Il regrette qu'au Sud la mobilité des professeurs soit perçue comme une manière d'arrondir ses fins de mois et non comme une forme de stimulation (comme c'est le cas au Nord). "C'est tout simplement une forme de fuite déguisée", estime l'enseignant. Se pose dès lors un problème de qualité, alors que la recherche est presque inexistante.
Le Dr Johnson M. Ishengoma, de Dar es-Salam (Tanzanie), a, quant à lui, axé son intervention sur la fuite de cerveaux interne (au sein du pays), qu'il lie à de mauvaises conditions de travail (salaires dérisoires, manque d'équipements, de budget, etc.).
De nombreux pays paient ainsi un lourd tribut. A en croire un rapport du PNUD de 1993, "plus de 21 000 médecins nigérians exerçaient aux Etats-Unis". Un nombre qui a sans doute fortement progressé depuis.
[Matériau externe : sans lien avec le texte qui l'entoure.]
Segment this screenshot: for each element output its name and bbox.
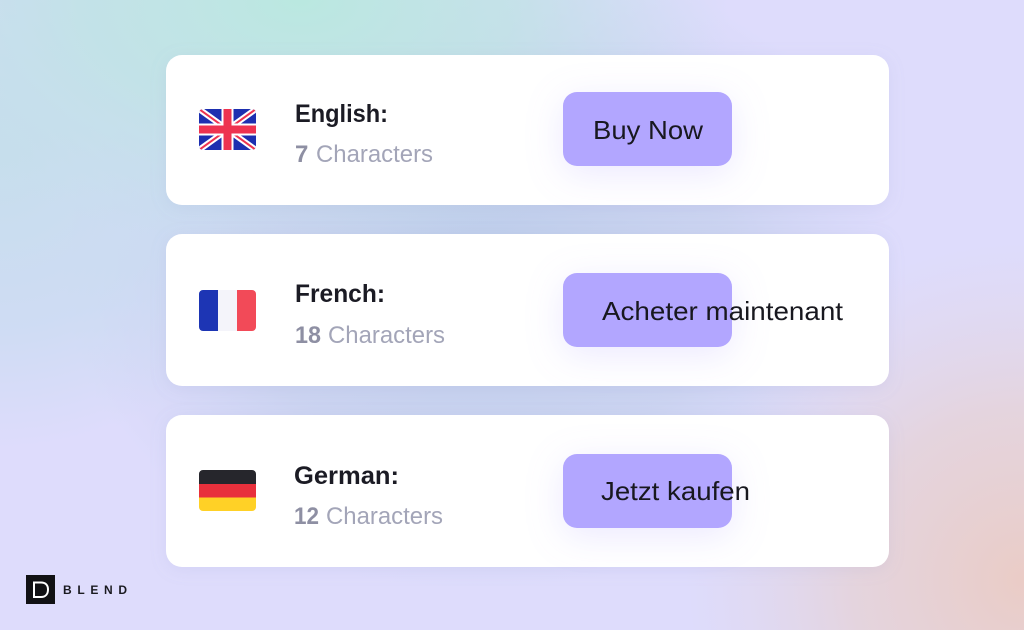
button: Buy Now: Buy Now bbox=[593, 115, 703, 145]
label: English: English: bbox=[295, 100, 388, 128]
label: Characters: Characters bbox=[328, 322, 445, 349]
label: German: German: bbox=[294, 462, 399, 490]
character count: 7: 7 bbox=[295, 141, 308, 168]
label: Characters: Characters bbox=[326, 503, 443, 530]
icon: UK flag bbox=[199, 109, 256, 150]
icon: French flag bbox=[199, 290, 256, 331]
label: Characters: Characters bbox=[316, 141, 433, 168]
icon: logo square bbox=[26, 575, 55, 604]
button: Buy Now bbox=[563, 92, 732, 166]
logo: BLEND bbox=[26, 575, 127, 604]
character count: 18: 18 bbox=[295, 322, 321, 349]
panel: English row bbox=[166, 55, 889, 205]
panel: French row bbox=[166, 234, 889, 386]
button: Acheter maintenant: Acheter maintenant bbox=[602, 296, 844, 326]
icon: German flag bbox=[199, 470, 256, 511]
panel: German row bbox=[166, 415, 889, 567]
character count: 12: 12 bbox=[294, 503, 319, 530]
button: Jetzt kaufen: Jetzt kaufen bbox=[601, 476, 750, 506]
button: Jetzt kaufen bbox=[563, 454, 750, 528]
label: French: French: bbox=[295, 280, 385, 308]
button: Acheter maintenant bbox=[563, 273, 844, 347]
wordmark: BLEND bbox=[63, 583, 127, 597]
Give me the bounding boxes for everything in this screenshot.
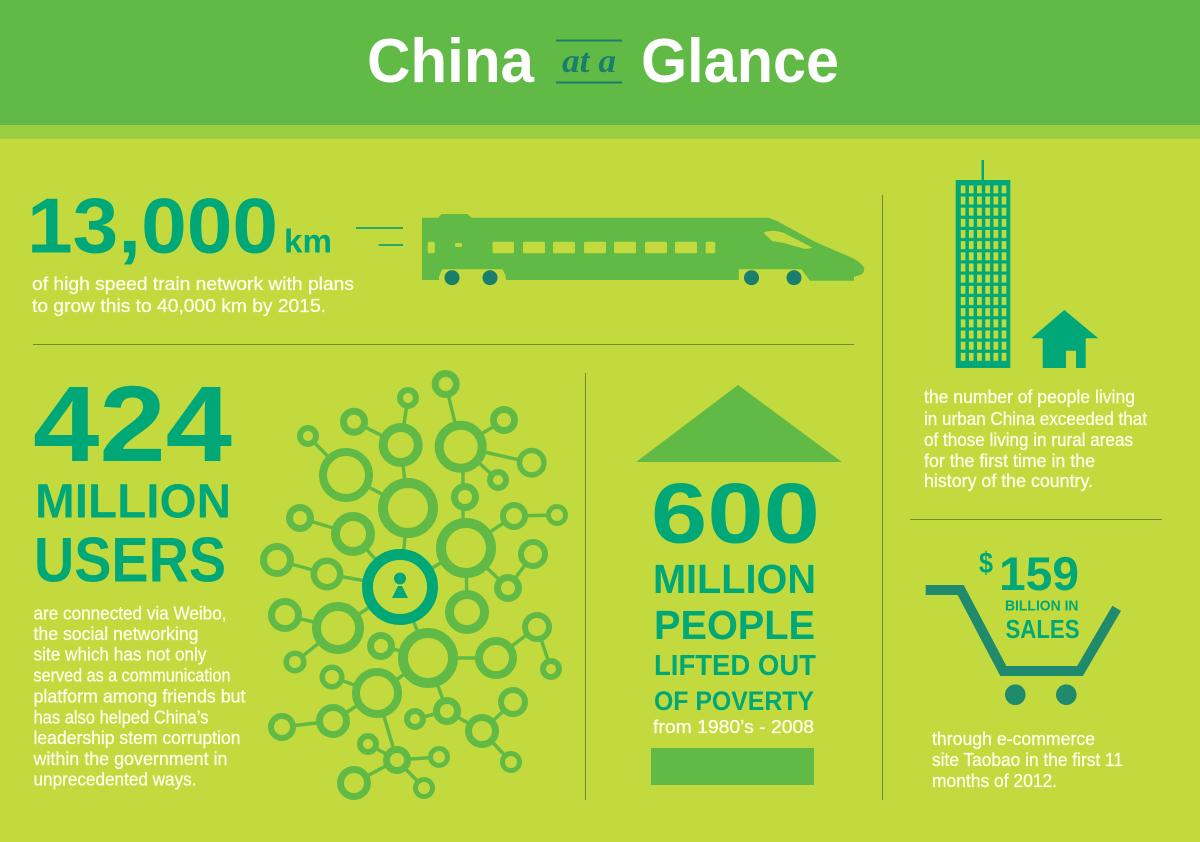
urban text — [924, 387, 1147, 491]
poverty statistic: PEOPLE — [654, 602, 815, 648]
urban text: the number of people living — [924, 387, 1135, 407]
poverty statistic — [651, 467, 820, 737]
icon: shopping cart — [926, 590, 1117, 705]
urban text: of those living in rural areas — [924, 430, 1133, 450]
urban text: history of the country. — [924, 471, 1093, 491]
icon: skyscraper — [956, 160, 1010, 368]
urban text: for the first time in the — [924, 451, 1095, 471]
poverty statistic: LIFTED OUT — [654, 650, 816, 682]
sales statistic: SALES — [1006, 614, 1080, 644]
urban text: in urban China exceeded that — [924, 409, 1147, 429]
weibo statistic heading: USERS — [34, 526, 226, 596]
weibo description: has also helped China’s — [34, 707, 208, 727]
weibo statistic heading: MILLION — [35, 476, 231, 529]
header banner — [0, 0, 1200, 139]
weibo statistic heading — [33, 363, 232, 596]
network diagram — [264, 374, 566, 796]
train description: of high speed train network with plans — [32, 274, 354, 294]
weibo description: the social networking — [34, 624, 198, 644]
weibo statistic heading: 424 — [33, 363, 232, 484]
title: Glance — [641, 27, 839, 96]
icon: central user node — [368, 554, 432, 620]
e-commerce text: site Taobao in the first 11 — [932, 750, 1123, 770]
weibo description: are connected via Weibo, — [34, 603, 226, 623]
poverty statistic: from 1980’s - 2008 — [653, 717, 814, 737]
sales statistic: $ — [979, 547, 993, 580]
icon: house — [1031, 310, 1098, 368]
weibo description — [33, 603, 245, 790]
title: China — [367, 27, 534, 96]
weibo description: unprecedented ways. — [34, 770, 196, 790]
e-commerce text: through e-commerce — [932, 729, 1095, 749]
icon: up arrow — [636, 385, 842, 785]
weibo description: platform among friends but — [34, 686, 246, 706]
icon: high speed train — [422, 214, 864, 285]
poverty statistic: MILLION — [653, 556, 816, 602]
weibo description: within the government in — [33, 749, 227, 769]
train description — [32, 274, 354, 316]
title — [367, 27, 839, 96]
title: at a — [562, 43, 616, 80]
poverty statistic: OF POVERTY — [654, 686, 814, 716]
e-commerce text: months of 2012. — [932, 771, 1057, 791]
weibo description: leadership stem corruption — [34, 728, 240, 748]
weibo description: served as a communication — [34, 666, 230, 686]
train statistic heading: km — [284, 223, 332, 260]
sales statistic: BILLION IN — [1005, 598, 1078, 614]
sales statistic — [979, 547, 1080, 644]
train description: to grow this to 40,000 km by 2015. — [32, 296, 326, 316]
sales statistic: 159 — [999, 547, 1079, 600]
poverty statistic: 600 — [651, 467, 820, 562]
e-commerce text — [932, 729, 1123, 791]
weibo description: site which has not only — [34, 645, 206, 665]
dividers — [33, 195, 1162, 800]
icon: speed lines — [356, 228, 403, 245]
train statistic heading: 13,000 — [27, 182, 278, 270]
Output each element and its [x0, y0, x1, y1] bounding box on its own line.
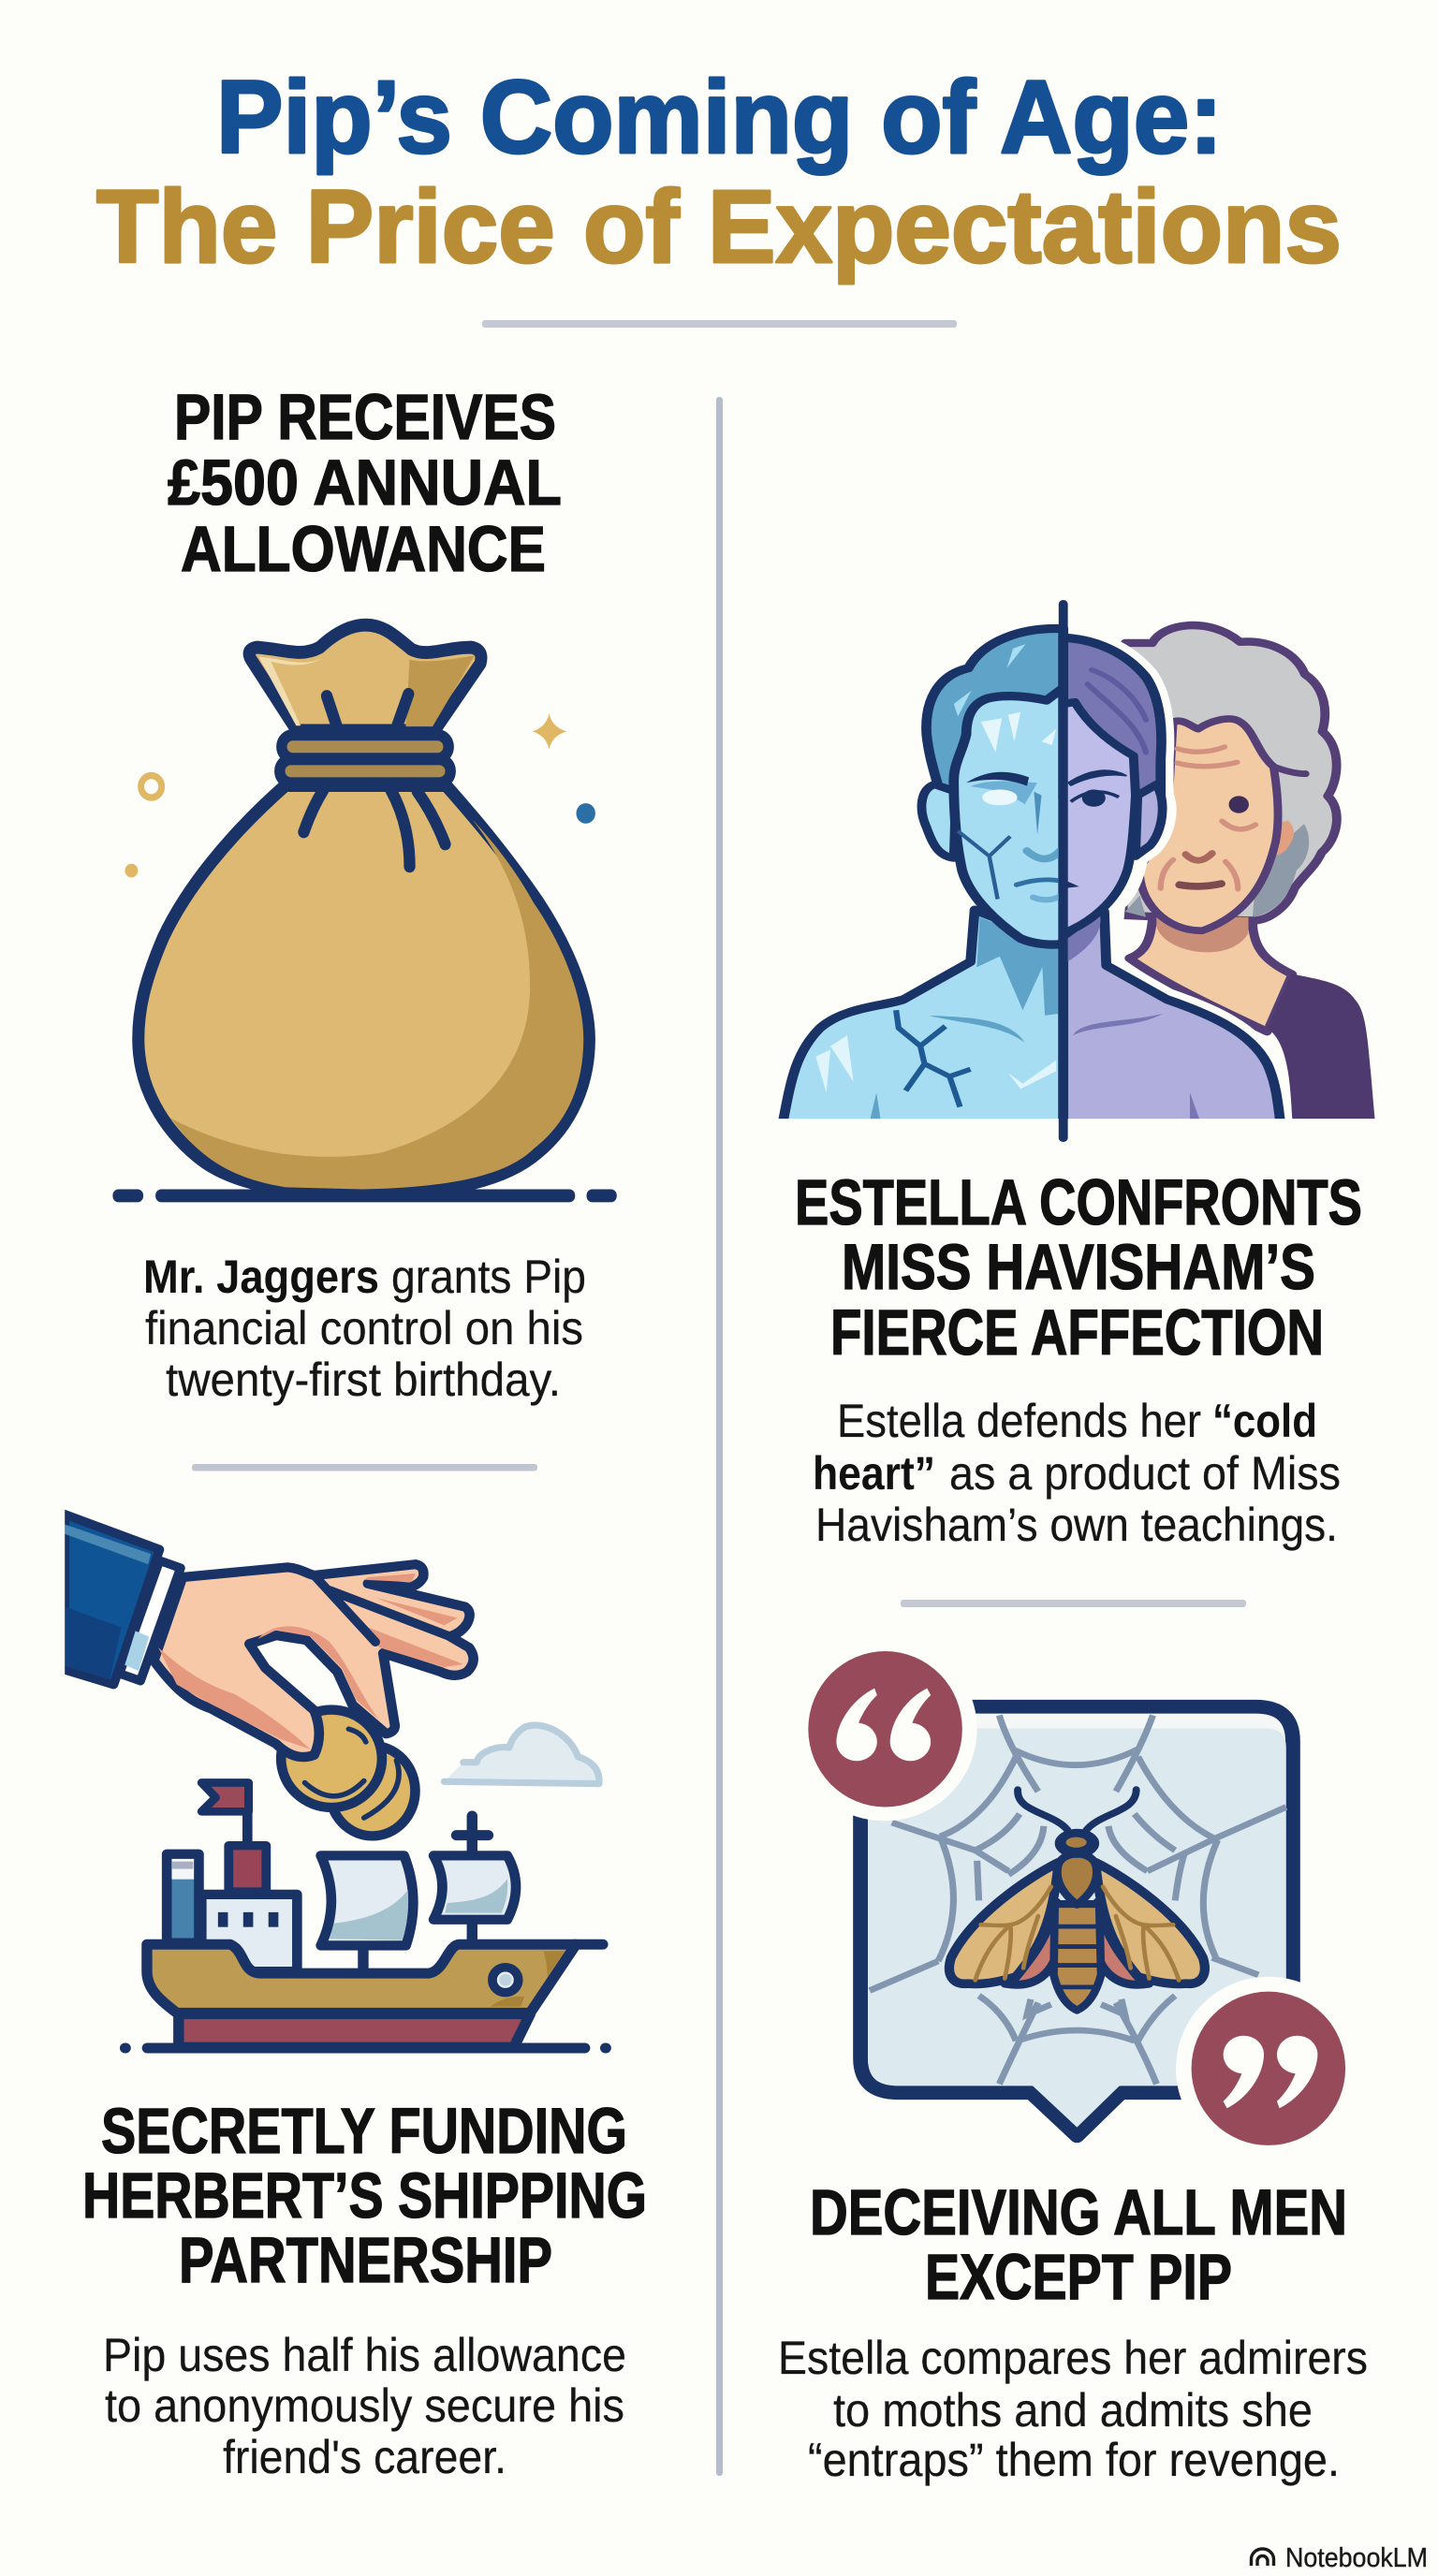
abdomen: [1053, 1904, 1101, 2011]
title: [96, 60, 1342, 285]
havisham hair: [1123, 625, 1337, 921]
sleeve: [54, 1505, 159, 1685]
waterline: [125, 2035, 606, 2061]
funnels: [167, 1846, 266, 1943]
heading: pip receives allowance: PIP RECEIVES: [174, 381, 556, 453]
text: jaggers grants control: Mr. Jaggers: [143, 1251, 379, 1303]
cloud: [444, 1725, 599, 1784]
text: jaggers grants control: grants Pip: [391, 1251, 586, 1303]
flag: [201, 1782, 249, 1844]
heading: pip receives allowance: £500 ANNUAL: [168, 446, 562, 519]
ice half: hair: [926, 628, 1064, 790]
text: jaggers grants control: [143, 1251, 586, 1406]
heading: secretly funding herbert: SECRETLY FUNDING: [101, 2095, 627, 2167]
heading: pip receives allowance: ALLOWANCE: [181, 513, 546, 585]
text: estella defends cold heart: heart”: [813, 1447, 935, 1500]
text: pip uses half allowance: Pip uses half his allowance: [103, 2329, 626, 2381]
title: The Price of Expectations: [96, 169, 1342, 285]
spider web: [870, 1715, 1286, 2084]
heading: deceiving all men: EXCEPT PIP: [925, 2241, 1232, 2313]
lavender half: body: [1064, 912, 1281, 1125]
head: [1055, 1829, 1099, 1858]
heading: secretly funding herbert: HERBERT’S SHIPPING: [82, 2159, 647, 2232]
heading: estella confronts: MISS HAVISHAM’S: [842, 1231, 1315, 1303]
bag neck: [249, 625, 481, 730]
text: jaggers grants control: financial control on his: [145, 1302, 583, 1354]
quote right: [1176, 1977, 1361, 2160]
hand: [154, 1564, 474, 1757]
text: pip uses half allowance: friend's career.: [223, 2431, 506, 2483]
right wings: [1093, 1863, 1205, 1984]
text: estella compares admirers: Estella compares her admirers: [778, 2332, 1368, 2384]
speech frame: [860, 1706, 1293, 2136]
text: estella defends cold heart: “cold: [1212, 1395, 1317, 1447]
havisham face: [1139, 719, 1306, 930]
ice half: body: [783, 910, 1064, 1125]
text: estella defends cold heart: Estella defends her: [837, 1395, 1201, 1447]
text: pip uses half allowance: to anonymously secure his: [105, 2379, 624, 2432]
cabin: [201, 1895, 297, 1971]
moth: [949, 1790, 1205, 2011]
coins: [281, 1710, 415, 1836]
quote left: [792, 1637, 977, 1821]
thorax: [1057, 1853, 1096, 1905]
heading: estella confronts: FIERCE AFFECTION: [830, 1296, 1324, 1368]
heading: secretly funding herbert: PARTNERSHIP: [179, 2224, 552, 2296]
hull: [147, 1944, 603, 2047]
text: estella defends cold heart: Havisham’s own teachings.: [815, 1499, 1338, 1551]
icon: money bag: [112, 625, 617, 1202]
icon: notebooklm arcs: [1251, 2549, 1273, 2566]
left wings: [949, 1863, 1061, 1984]
rope bands: [282, 735, 448, 758]
bag body: [139, 785, 589, 1195]
text: jaggers grants control: twenty-first birthday.: [166, 1354, 561, 1406]
ground line: [112, 1190, 143, 1202]
ties: [303, 694, 446, 867]
text: estella compares admirers: [778, 2332, 1368, 2486]
text: pip uses half allowance: [103, 2329, 626, 2483]
sails: [321, 1816, 516, 1973]
title: Pip’s Coming of Age:: [216, 60, 1223, 175]
white halo: [1118, 642, 1292, 1119]
havisham body: [1129, 917, 1375, 1121]
text: estella defends cold heart: as a product of Miss: [949, 1447, 1341, 1500]
icon: hand dropping coins over ship: [54, 1505, 606, 2048]
ice half: ear: [922, 784, 956, 858]
cuff: [120, 1560, 181, 1681]
text: estella compares admirers: “entraps” them for revenge.: [808, 2434, 1340, 2486]
lavender half: ear: [1136, 784, 1163, 856]
center divider line: [1059, 600, 1068, 1142]
heading: secretly funding herbert: [82, 2095, 647, 2296]
text: estella compares admirers: to moths and admits she: [833, 2384, 1313, 2437]
lavender half: hair: [1064, 637, 1161, 798]
icon: moth in spider web with quote marks: [792, 1637, 1361, 2160]
heading: deceiving all men: [810, 2176, 1347, 2313]
notebooklm logo and wordmark: NotebookLM: [1285, 2543, 1428, 2573]
antennae: [1018, 1790, 1137, 1830]
ice half: face: [954, 688, 1064, 944]
lavender half: face: [1064, 702, 1136, 933]
icon: split face of estella and miss havisham: [783, 600, 1375, 1142]
sparkles: [533, 713, 566, 749]
heading: pip receives allowance: [168, 381, 562, 585]
heading: estella confronts: [795, 1166, 1362, 1368]
text: estella defends cold heart: [813, 1395, 1341, 1551]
Selon le recteur de l'Université d'Ibadan, sur les 300 médecins formés par an, moins d'une dizaine restent dans le pays. D'après le Pr Yacub, du Nigeria, "10 000 professeurs nigérians travaillent aux Etats-Unis". Il lie le phénomène aux troubles politiques et sociaux, à la pauvreté, au manque de livres, de financement, etc. "Depuis 1985, les salaires ne satisfont pas aux besoins des enseignants."
Selon l'ONG Organisation des personnels infirmiers d'Afrique du Sud (DENOSA), l'Afrique du Sud perd chaque mois plus de 300 infirmiers spécialisés. Plus grave, le pays a perdu 7,8 milliards de dollars à cause de la fuite de sa main-d'œuvre qualifiée depuis 1997.
Quant au Bénin, le nombre de ses médecins exerçant en France est supérieur à celui de leurs collègues restés dans le pays. En Zambie, sur les 600 médecins formés depuis 1964, seuls 50 s'y trouvent encore, tandis qu'au Ghana 80 % des praticiens quittent leur pays cinq ans après l'obtention de leur diplôme.
L'Association médicale du Ghana estime que 600 médecins originaires de ce pays pratiquent leur discipline à New York. Or le pays a besoin d'un minimum de 3 000 médecins. Il y aurait plus de médecins éthiopiens exerçant à Chicago qu'en Ethiopie. Le mal touche presque tous les pays du continent.
Les efforts pour arrêter la fuite ne manquent pas. Il s'agit de sensibiliser les gouvernements pour créer des conditions d'attraction, les bailleurs de fonds pour éviter d'imposer des compétences extérieures.
"L'argent des bailleurs est utile, mais il ne saurait soigner nos enfants, seuls les médecins le peuvent", dit le Pr Hatungimana. "Il faut améliorer les conditions de travail des enseignants en revalorisant d'abord les salaires, avoir un lien entre l'Etat et l'université", ajoute le Pr Yacub.